P.M. On dit que l’État a toujours favorisé Dassault en lui commandant des avions de chasse…
Clostermann. Écoutez, il faut être sérieux. Le seul avion de chasse produit en série par l’industrie nationalisée française depuis la guerre – après étude et construction de 19 prototypes différents payés par le contribuable – a été un avion de chasse anglais construit sous licence, le Vampyr ! Or, à ce même moment, l’OTAN achetait plus de 200 Mystère II – aux frais des contribuables américain – pour en doter les escadrilles françaises car il était évident que ces escadrilles étaient très mal équipées. L’OTAN avait choisi le Mystère II parce que c’était le premier avion européen qui avait franchi le mur du son. Et il était bien supérieur aux appareils nationalisés proposés. Je vous le répète : soyons sérieux.
P.M. Et les subventions dont la société Dassault est accusée d’avoir profité ?
Clostermann. Je m’en tiendrai au fait. Prenons, par exemple, le Mystère 20. La participation de l’État a été de 89 millions de francs, soit 18 millions de dollars ou, encore, le prix d’un seul de ses Transall dont l’État va acheter plusieurs exemplaires pour occuper le personnel de la S. N. I. A. S. Et bien, pour ses 18 millions de dollars remboursables par Dassault – et qui commencent à être remboursés – l’État a empoché 2 milliards de dollars ! Si vous préférez, en ayant avancé le montant d’une journée du déficit de la Sécurité Sociale, l’État a regagné la moitié de ses réserves de rechange ! Et je ne compte pas les millions de dollars des Mirage III et F1 exportés, tous deux construits aux frais de Dassault puisque l’État ne les avait pas commandé. Pour obtenir le même résultat, il faudrait exporter des millions de Renault 5.
P.M. Et sur le plan technique ?
Clostermann. C’est grâce à des gens comme Dassault que la France est prise au sérieux. Les Français oublient que 15 ans après son premier vol, le Mirage IV est, par son rapport poids – puissance – performance, le plus brillant avion militaire occidental. À l’étranger, tout le monde le sait. De même, pour le Falcon 50 dont la voilure super critique a été dessinée par l’ordinateur : les Américains admettent que les ingénieurs de chez Dassault maîtrisent parfaitement cette technique. L’ordinateur, après tout, n’est qu’une auberge espagnole : il vous donne ce que vous y avez mis. C’est pour ce genre de raison que Dassault a reçu la médaille Guggenheim, véritable prix Nobel de la technique aéronautique. Et lorsque, au salon du Bourget, on a lancé le nom de Dassault, 3000 spécialistes lui ont fait une ovation. Plus des deux tiers étaient des étrangers. Je doute qu’un seul chef d’entreprise, avec une aussi petite équipe de collaborateurs, ait autant apporté depuis le début du siècle à l’économie, à la technologie et à l’industrie françaises. Et on oublie les radars, les instruments, les armes, un ensemble qui donne du travail à 100 000 personnes hautement qualifiées.
P.M. Une commission d’enquête parlementaire sur l’utilisation des fonds publics par les entreprises de construction aéronautique a remis récemment un rapport de 600 pages. Quatorze députés se sont réunis pendant soixante et onze heures et vingt-trois séances. Il y a eu trente-deux auditions dont celle de Marcel Dassault. Que pensez-vous de ce rapport dont l’Assemblée nationale à autorisé la publication ?

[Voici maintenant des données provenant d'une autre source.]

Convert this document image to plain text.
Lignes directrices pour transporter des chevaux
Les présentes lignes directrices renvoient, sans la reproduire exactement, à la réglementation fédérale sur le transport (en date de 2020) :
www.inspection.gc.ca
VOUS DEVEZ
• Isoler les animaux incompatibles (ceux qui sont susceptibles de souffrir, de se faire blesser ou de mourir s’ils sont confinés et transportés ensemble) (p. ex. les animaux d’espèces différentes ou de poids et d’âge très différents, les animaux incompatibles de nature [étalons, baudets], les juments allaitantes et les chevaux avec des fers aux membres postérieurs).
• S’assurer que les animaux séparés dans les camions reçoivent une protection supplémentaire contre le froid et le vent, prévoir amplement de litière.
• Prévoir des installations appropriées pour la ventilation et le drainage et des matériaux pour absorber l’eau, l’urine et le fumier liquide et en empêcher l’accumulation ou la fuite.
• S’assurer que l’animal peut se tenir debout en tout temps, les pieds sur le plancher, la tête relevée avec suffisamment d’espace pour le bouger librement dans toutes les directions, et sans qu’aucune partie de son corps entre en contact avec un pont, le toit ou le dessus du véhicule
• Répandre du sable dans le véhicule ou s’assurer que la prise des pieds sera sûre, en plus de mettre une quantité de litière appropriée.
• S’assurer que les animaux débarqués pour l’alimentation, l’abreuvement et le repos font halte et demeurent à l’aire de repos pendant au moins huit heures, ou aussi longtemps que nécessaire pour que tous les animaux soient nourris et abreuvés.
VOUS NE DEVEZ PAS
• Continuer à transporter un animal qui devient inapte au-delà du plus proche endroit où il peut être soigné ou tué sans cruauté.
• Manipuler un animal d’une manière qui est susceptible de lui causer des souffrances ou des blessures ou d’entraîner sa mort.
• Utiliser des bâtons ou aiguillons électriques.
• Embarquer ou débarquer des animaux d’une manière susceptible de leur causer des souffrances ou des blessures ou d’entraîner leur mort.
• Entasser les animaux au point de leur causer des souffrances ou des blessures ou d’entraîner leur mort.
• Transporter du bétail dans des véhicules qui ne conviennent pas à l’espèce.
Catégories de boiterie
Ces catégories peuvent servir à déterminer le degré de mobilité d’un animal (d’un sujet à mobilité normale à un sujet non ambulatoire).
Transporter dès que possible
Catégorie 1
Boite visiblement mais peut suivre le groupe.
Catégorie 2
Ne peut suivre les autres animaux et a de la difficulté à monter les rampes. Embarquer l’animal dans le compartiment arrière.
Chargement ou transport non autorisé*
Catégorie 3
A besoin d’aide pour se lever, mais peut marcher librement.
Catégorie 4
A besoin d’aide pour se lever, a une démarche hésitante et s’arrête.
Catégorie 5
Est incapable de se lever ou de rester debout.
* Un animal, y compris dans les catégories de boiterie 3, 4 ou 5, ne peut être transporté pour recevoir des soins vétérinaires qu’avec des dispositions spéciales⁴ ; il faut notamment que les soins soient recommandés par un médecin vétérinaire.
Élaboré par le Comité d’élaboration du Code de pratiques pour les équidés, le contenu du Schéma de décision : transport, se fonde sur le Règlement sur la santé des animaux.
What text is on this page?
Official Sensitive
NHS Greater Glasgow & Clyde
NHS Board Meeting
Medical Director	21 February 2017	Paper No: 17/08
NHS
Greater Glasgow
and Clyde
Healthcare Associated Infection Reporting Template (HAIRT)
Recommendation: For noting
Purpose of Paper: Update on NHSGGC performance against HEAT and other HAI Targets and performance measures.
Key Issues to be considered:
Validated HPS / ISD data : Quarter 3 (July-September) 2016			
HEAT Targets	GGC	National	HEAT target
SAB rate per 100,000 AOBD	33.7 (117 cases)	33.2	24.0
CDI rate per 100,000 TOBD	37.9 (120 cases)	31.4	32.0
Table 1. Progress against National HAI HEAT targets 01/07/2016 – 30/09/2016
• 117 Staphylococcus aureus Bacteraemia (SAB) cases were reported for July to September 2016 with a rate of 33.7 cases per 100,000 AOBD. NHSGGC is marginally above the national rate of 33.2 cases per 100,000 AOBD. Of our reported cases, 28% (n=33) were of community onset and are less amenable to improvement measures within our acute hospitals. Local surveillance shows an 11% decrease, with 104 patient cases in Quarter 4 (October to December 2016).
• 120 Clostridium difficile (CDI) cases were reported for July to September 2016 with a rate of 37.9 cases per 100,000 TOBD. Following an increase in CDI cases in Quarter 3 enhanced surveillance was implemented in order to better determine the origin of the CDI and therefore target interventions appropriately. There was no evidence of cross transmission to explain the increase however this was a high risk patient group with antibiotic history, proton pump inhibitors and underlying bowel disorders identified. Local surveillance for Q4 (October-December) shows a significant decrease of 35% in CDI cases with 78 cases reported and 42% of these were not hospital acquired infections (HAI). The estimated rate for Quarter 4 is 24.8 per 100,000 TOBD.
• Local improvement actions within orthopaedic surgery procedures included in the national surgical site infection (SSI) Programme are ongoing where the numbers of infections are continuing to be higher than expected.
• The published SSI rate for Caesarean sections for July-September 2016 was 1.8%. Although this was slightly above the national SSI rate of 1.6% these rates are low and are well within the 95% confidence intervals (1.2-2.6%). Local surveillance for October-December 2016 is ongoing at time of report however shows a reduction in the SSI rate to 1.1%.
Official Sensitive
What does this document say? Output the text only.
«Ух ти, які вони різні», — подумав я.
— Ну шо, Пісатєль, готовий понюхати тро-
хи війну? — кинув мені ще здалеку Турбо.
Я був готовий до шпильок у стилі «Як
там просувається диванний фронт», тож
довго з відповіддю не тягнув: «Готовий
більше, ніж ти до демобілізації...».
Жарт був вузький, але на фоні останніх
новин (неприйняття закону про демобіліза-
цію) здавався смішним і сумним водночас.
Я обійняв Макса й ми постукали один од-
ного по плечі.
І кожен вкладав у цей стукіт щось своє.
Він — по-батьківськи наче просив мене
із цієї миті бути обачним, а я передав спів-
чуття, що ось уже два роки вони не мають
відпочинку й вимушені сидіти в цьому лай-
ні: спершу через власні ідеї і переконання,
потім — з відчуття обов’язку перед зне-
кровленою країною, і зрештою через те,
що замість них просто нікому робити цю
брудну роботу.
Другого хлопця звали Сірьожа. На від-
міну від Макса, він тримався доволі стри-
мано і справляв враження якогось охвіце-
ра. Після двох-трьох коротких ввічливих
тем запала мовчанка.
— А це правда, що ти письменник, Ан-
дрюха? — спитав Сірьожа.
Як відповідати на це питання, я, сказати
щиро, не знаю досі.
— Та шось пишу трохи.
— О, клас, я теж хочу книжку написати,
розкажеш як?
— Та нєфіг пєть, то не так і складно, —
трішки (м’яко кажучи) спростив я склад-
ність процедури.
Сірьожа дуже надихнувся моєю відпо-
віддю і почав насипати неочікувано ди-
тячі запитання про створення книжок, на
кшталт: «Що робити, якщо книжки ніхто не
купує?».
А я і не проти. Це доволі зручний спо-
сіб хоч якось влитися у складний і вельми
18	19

Clostermann. J’y ai relevé quelques erreurs. Je pense qu’il faut rappeler que l’État a placé depuis longtemps un commissaire du gouvernement auprès de chacune de ces sociétés. L’État a tout, et dispose même de documents auxquels nous n’avons pas toujours accès. L’État contrôle tout… Alors, que veut-il de plus ? C’est incompréhensible. Mais ce qui est certain, c’est que le jour où Marcel Dassault disparaîtra, ce sera, si vous le permettez, un peu comme pour de Gaulle : tout le monde le regrettera. Je le dis en toute liberté, mais en toute franchise. On aura tout fait pour démolir l’héritage qu’il laisse à la France.
Propos recueillis par Jean des Cars – photo par Michel le Tac.